Having recently discovered Julia Spencer-Fleming, I'm in trouble again. Glued to her fascinating stories for the past couple of days, I've been unable to drag myself away to other duties.
After reading In the Bleak Midwinter, I jumped over the next two and picked up the fourth. Russ Van Alstyne and Claire Fergusson are so compelling that I'm willing to suspend my disbelief that the Episcopalian minister, before her belated religious calling, had a military background. Just like the middle-aged, married police chief.
Spencer-Fleming's crime novels are plotted with the intricacy of small-town social relationships. That and the zany humour, social realism, and fresh and original turns of phrase make these books irresistible.
Some samples from To Darkness and to Death: The twice imprisoned woman speaks "to her latest captor in the jolly...tones she used to cajole sulky activists trapped in overlong meetings."

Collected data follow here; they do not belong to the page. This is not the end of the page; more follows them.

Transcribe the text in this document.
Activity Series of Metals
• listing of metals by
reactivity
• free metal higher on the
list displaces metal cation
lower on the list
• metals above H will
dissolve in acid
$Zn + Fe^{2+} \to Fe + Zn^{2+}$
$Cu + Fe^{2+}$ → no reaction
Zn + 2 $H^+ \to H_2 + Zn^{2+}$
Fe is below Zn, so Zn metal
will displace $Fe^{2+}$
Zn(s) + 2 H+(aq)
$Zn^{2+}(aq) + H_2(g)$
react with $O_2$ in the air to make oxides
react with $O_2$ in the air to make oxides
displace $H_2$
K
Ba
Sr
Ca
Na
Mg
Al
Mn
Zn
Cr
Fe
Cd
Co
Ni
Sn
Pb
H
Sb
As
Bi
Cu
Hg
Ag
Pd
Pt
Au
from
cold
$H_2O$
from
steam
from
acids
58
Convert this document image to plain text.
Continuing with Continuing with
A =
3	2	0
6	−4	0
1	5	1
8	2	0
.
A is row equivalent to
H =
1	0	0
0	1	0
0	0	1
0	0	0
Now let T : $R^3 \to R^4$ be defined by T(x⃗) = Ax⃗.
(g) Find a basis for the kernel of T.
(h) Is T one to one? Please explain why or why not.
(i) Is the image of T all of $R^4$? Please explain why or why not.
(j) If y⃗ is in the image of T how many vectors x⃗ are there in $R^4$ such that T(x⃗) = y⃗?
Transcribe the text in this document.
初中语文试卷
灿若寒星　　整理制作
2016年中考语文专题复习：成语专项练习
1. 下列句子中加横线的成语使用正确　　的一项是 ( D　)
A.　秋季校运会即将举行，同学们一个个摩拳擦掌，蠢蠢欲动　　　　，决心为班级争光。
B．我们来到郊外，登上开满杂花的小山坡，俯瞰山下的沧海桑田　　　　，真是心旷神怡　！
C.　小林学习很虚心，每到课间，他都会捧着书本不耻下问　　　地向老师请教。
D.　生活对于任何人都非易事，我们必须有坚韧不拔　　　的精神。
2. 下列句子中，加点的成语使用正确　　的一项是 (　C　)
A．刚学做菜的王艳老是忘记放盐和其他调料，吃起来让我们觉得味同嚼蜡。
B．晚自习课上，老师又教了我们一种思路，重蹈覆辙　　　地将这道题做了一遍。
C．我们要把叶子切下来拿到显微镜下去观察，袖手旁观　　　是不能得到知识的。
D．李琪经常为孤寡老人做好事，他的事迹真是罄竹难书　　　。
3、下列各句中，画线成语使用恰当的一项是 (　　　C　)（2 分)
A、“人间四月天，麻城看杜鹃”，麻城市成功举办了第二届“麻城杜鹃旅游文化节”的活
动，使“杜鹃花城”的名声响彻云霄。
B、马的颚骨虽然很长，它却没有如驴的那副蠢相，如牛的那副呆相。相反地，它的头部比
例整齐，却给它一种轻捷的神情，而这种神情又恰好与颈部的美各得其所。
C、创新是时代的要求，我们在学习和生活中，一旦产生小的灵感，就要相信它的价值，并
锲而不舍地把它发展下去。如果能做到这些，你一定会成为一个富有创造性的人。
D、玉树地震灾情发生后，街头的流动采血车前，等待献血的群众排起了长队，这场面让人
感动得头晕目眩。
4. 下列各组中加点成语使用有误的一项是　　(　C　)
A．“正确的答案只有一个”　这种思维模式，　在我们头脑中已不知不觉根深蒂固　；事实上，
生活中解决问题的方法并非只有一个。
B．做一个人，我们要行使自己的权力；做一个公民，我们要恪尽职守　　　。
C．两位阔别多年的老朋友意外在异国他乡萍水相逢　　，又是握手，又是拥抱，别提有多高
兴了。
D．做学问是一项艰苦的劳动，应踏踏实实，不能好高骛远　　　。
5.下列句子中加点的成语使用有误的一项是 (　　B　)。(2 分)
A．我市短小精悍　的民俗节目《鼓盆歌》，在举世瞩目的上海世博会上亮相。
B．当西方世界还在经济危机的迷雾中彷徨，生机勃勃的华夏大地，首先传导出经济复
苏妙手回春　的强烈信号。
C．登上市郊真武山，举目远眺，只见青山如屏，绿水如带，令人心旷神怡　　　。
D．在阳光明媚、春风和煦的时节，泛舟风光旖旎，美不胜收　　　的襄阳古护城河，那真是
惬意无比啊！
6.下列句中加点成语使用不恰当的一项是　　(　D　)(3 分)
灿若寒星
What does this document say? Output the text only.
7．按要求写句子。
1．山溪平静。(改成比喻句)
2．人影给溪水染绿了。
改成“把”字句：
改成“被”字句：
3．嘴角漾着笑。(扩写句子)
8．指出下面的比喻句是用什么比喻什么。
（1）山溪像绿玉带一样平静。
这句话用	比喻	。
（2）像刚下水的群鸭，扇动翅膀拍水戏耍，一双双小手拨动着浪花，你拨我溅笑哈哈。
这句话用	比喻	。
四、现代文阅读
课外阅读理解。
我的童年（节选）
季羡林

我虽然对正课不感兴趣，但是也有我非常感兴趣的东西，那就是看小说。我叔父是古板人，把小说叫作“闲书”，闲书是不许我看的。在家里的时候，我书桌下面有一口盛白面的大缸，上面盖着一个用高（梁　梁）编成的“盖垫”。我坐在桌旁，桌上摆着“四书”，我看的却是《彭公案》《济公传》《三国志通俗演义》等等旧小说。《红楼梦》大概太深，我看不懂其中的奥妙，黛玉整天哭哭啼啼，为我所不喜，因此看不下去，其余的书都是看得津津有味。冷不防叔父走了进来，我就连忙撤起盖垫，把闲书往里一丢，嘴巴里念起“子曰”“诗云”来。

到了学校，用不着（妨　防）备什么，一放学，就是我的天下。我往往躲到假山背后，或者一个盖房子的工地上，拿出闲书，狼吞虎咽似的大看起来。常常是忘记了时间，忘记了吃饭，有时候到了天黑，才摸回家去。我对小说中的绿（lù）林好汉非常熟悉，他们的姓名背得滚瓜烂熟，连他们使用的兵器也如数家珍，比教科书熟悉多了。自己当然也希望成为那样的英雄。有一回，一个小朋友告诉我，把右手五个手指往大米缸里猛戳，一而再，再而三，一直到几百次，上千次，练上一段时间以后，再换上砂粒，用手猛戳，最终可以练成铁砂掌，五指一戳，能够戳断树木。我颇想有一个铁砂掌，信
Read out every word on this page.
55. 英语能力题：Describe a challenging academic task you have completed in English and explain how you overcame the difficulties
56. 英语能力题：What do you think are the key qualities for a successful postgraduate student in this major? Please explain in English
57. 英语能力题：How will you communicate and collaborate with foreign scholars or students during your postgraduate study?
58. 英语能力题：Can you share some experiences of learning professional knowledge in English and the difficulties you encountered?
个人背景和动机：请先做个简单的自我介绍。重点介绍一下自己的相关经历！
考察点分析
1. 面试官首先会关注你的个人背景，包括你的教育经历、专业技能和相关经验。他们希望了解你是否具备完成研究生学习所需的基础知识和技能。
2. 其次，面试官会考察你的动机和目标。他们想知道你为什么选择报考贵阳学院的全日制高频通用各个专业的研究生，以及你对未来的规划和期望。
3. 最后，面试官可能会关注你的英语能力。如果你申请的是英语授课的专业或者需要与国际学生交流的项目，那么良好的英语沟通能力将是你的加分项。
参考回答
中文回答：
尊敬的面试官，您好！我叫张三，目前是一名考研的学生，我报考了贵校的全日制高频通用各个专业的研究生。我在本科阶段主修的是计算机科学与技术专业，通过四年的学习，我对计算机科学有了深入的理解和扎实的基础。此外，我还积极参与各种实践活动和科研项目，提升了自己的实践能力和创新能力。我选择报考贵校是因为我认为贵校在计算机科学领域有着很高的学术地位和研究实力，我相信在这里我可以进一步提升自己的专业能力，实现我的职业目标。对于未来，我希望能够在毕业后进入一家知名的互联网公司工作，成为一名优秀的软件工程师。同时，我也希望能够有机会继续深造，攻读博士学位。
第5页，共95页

Millers Kill, New York, in the Adirondaks, is a dry town. It's atmosphere is expressed in this simple sentence: "If you wanted to drink in a place where the bartender didn't look at you funny for ordering a martini, well, Saratoga was forty minutes and a whole cultural time zone away."
Sitting beside his wife at a town banquet, Russ sees Clare in evening dress for the first time, and imagines running his hands "over her pale white shoulder and down..." Instead, he guiltily spears "a large and bitter piece of endive into his mouth" and crunches it. Ignoring the "nonentical Mrs. Corlew" and the others at the table, Russ observes the shifting emotions of his unexpected lady love. As he does so, his own face resembles "one of the great stone faces of Easter Island."
In sharp contrast to the banquet scene, this bleak scene of the decrepit sawmill evokes the dark and violent emotions of its owner. Three picnic tables sit near "the featureless mill wall, scoured flat by cold and darkness," on a lot littered with cigarette butts that resemble "spent casings."
In the end, the most unexpected character turns out to be the one with the strength and mercy to help the deeply flawed Randy. This other man is Randy's polar opposite -- so much so that Randy asks why he's helping, and is told simply that "You, me, we're all human beings. We have to do right by each other."
When she and Russ finally admit to their unexpected and inconvenient love for one another, Claire comments that "the nature of His gifts" is "to see what you do with them." Later, when all the crimes are solved and peace returns to the village, Russ ponders that "we are all related. If not by blood, then by bonds we don't even realize. Until they're gone."
Along with the hymns quoted in each of her titles, such scenes give a comforting sense of balance in the midst of the threats, hatred, jealousy, and violence that Ms. Spencer-Fleming's intricate plots require. How strangely fiction works, and how peculiar that readers feel satisfied by reading such well-constructed mysteries.